Élection à la FEC : Kimona Bononge dénonce l’immixtion de conseillers de Fatshi dans l’affaire, mais…

Dans une lettre de quatre pages adressée au chef de l’État, Félix Tshisekedi, lundi 23 novembre 2002, l’Administrateur Délégué de la Fédération des Entreprises du Congo (FEC), dénonce la pression subie par lui, de quelques conseillers de la Présidence de la république, au fin d’arracher la mise à l’écart de la candidature pour la présidence de cette institution, d’Albert Yuma Mulimbi qui compte se représenter pour un troisième mandat.

Sans citer de noms, l’actuel Administrateur Délégué de la FEC explique qu’il craint pour son intégrité physique et s’en remet au chef de l’État, pour garantir à cette corporation une tenue dans la quiétude des élections devant se dérouler ce jeudi 26 novembre.

« …je suis l’objet, depuis quelques jours, d’intimidations au téléphone ou des invitations de certains de vos Conseillers et même des Services Spéciaux et je dois vous avouer, Excellence Monsieur le Président de la République, que je suis inquiet pour mon intégrité physique. Ceci est tout simplement inacceptable », écrit le jeune frère à José Endundo.

Bien que l’AD de la FEC a rappelé aux uns et aux autres que le chef de l’État a démontré dans sa vie d’homme d’État, que quand il a quelque chose à dire, il le dit lui-même ou en passant par des canaux que seul lui-même maîtrise, il dénonce tout de même la violation des statuts et du règlement intérieur de la fédération qui définissent le cadre et la procédure électorale par ces donneurs d’ordre.

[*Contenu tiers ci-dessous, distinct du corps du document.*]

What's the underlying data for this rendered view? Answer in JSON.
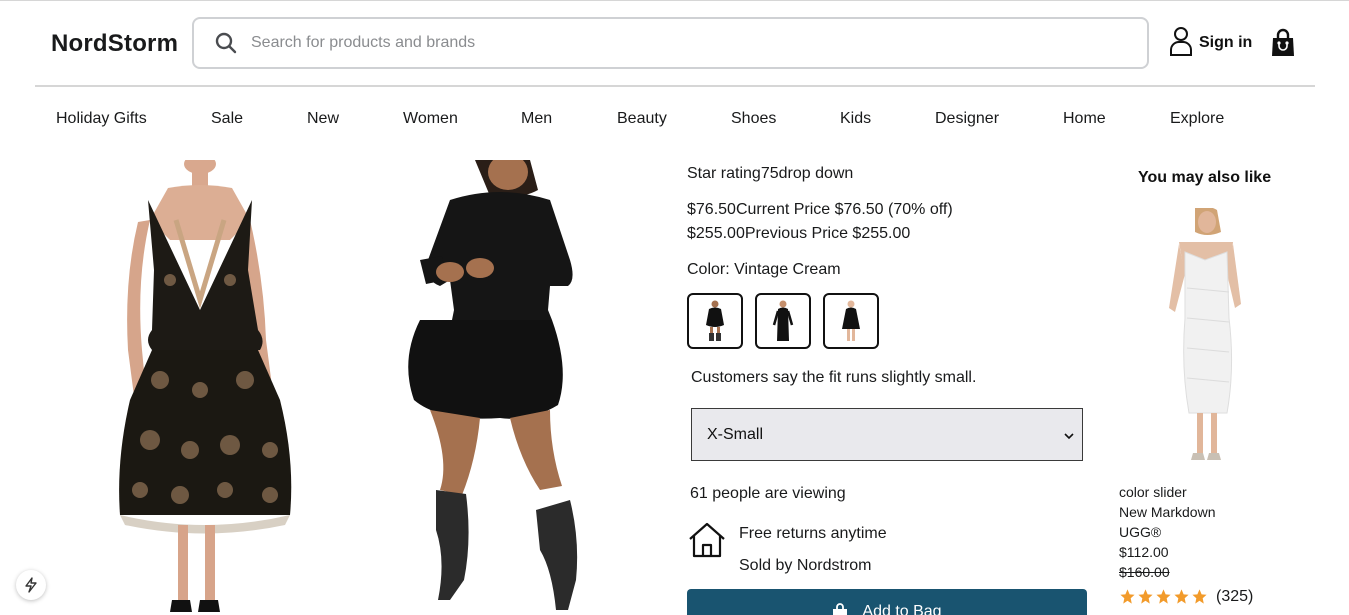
{
  "header": {
    "logo": "NordStorm",
    "search_placeholder": "Search for products and brands",
    "signin_label": "Sign in"
  },
  "nav": {
    "items": [
      "Holiday Gifts",
      "Sale",
      "New",
      "Women",
      "Men",
      "Beauty",
      "Shoes",
      "Kids",
      "Designer",
      "Home",
      "Explore"
    ]
  },
  "product": {
    "rating_text": "Star rating75drop down",
    "current_price": "$76.50Current Price $76.50 (70% off)",
    "previous_price": "$255.00Previous Price $255.00",
    "color_label": "Color: Vintage Cream",
    "fit_note": "Customers say the fit runs slightly small.",
    "size_selected": "X-Small",
    "viewing": "61 people are viewing",
    "returns": "Free returns anytime",
    "sold_by": "Sold by Nordstrom",
    "add_to_bag": "Add to Bag"
  },
  "recommendations": {
    "heading": "You may also like",
    "item": {
      "tag": "color slider",
      "badge": "New Markdown",
      "brand": "UGG®",
      "price": "$112.00",
      "original_price": "$160.00",
      "rating": 5,
      "reviews": "(325)"
    }
  },
  "colors": {
    "accent": "#195470",
    "star": "#f29b2b",
    "border": "#cfd1d4"
  }
}
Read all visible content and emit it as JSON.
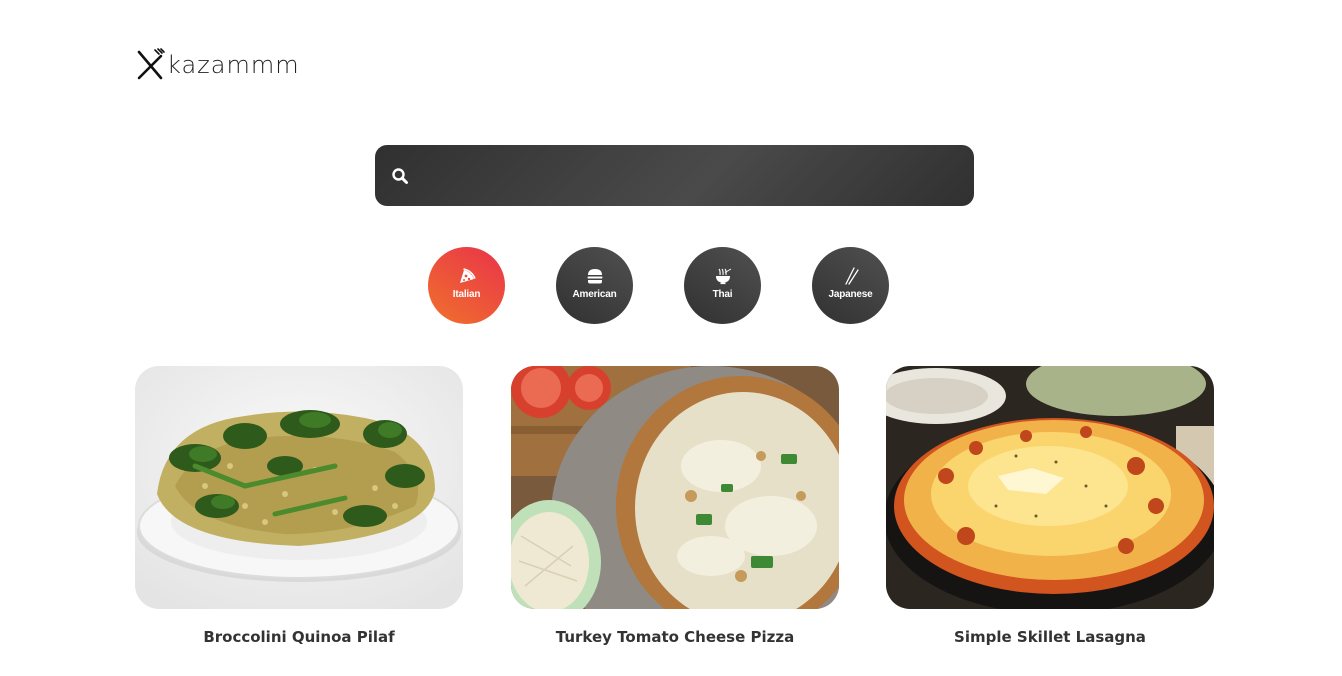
{
  "brand": {
    "name": "kazammm",
    "icon": "fork-knife-icon"
  },
  "search": {
    "placeholder": "",
    "value": "",
    "icon": "search-icon"
  },
  "categories": [
    {
      "label": "Italian",
      "icon": "pizza-icon",
      "active": true
    },
    {
      "label": "American",
      "icon": "burger-icon",
      "active": false
    },
    {
      "label": "Thai",
      "icon": "noodle-bowl-icon",
      "active": false
    },
    {
      "label": "Japanese",
      "icon": "chopsticks-icon",
      "active": false
    }
  ],
  "recipes": [
    {
      "title": "Broccolini Quinoa Pilaf"
    },
    {
      "title": "Turkey Tomato Cheese Pizza"
    },
    {
      "title": "Simple Skillet Lasagna"
    }
  ],
  "colors": {
    "accent_start": "#f0712c",
    "accent_end": "#e9334a",
    "dark": "#3a3a3a"
  }
}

‘’Ya Joe Kilo Bravo’’ rappelle que la FEC est une ASBL régie par les prescrits de la Loi n°004/2001 du 20 juillet 2001 portant dispositions générales applicables aux ASBL et aux établissements d’utilité publique et la Loi n° 015/2002 du 16 octobre 2002 portant code du travail. A ce titre, elle assume à la fois les fonctions de chambre de commerce, d’industrie, d’agriculture, d’artisanat et est un syndicat Patronal. Elle est apolitique et ne bénéficie d’aucun subside de l’État vivant exclusivement des contributions des ses membres.

« …l’implication des membres de votre cabinet dans l’orientation du choix du futur Président ne ferait que fragiliser la FEC qui joue un rôle primordial dans l’animation d’un secteur privé dynamique, créateur d’emplois et des richesses. »

Apolitique de part sa nature et son organisation, mais la FEC reste une institution qui flirtera toujours avec la politique au regard de son influence dans la vie socio-économique de la RDC. L’influence politique que jouit son actuel président Albert Yuma serait peut-être à la base de cette guéguerre. Car personae non gratta en occident à cause de son rapprochement avec Joseph Kabila, Yuma traînerait à tort ou à raison, la réputation de quelqu’un qui se serait enrichi illicitement en faisant main basse sur quelques carrés miniers de la Gécamines. En proie avec la justice pour plusieurs dossiers allant du détournement au dol, le président du Conseil d’Administration de la Gécamines ferait la quasi-unanimité dans le choix de ses pères, mais loin d’être l’avis de Tshisekedistes pures et durs.

Tel que révélé dans la lettre de ‘’K.B’’ à Fatshi, les anti Yuma veulent voir Dieudonné Kasembo, Patron de Gécotrans prendre le règne de cette organisation patronale. Mais face aux millions d’Albert Yuma, ce rêve est loin de se réaliser, car dit-on, ce dernier a corrompu tous les administrateurs, y compris K.B à qui il aurait offert une Prado de 90.000USD.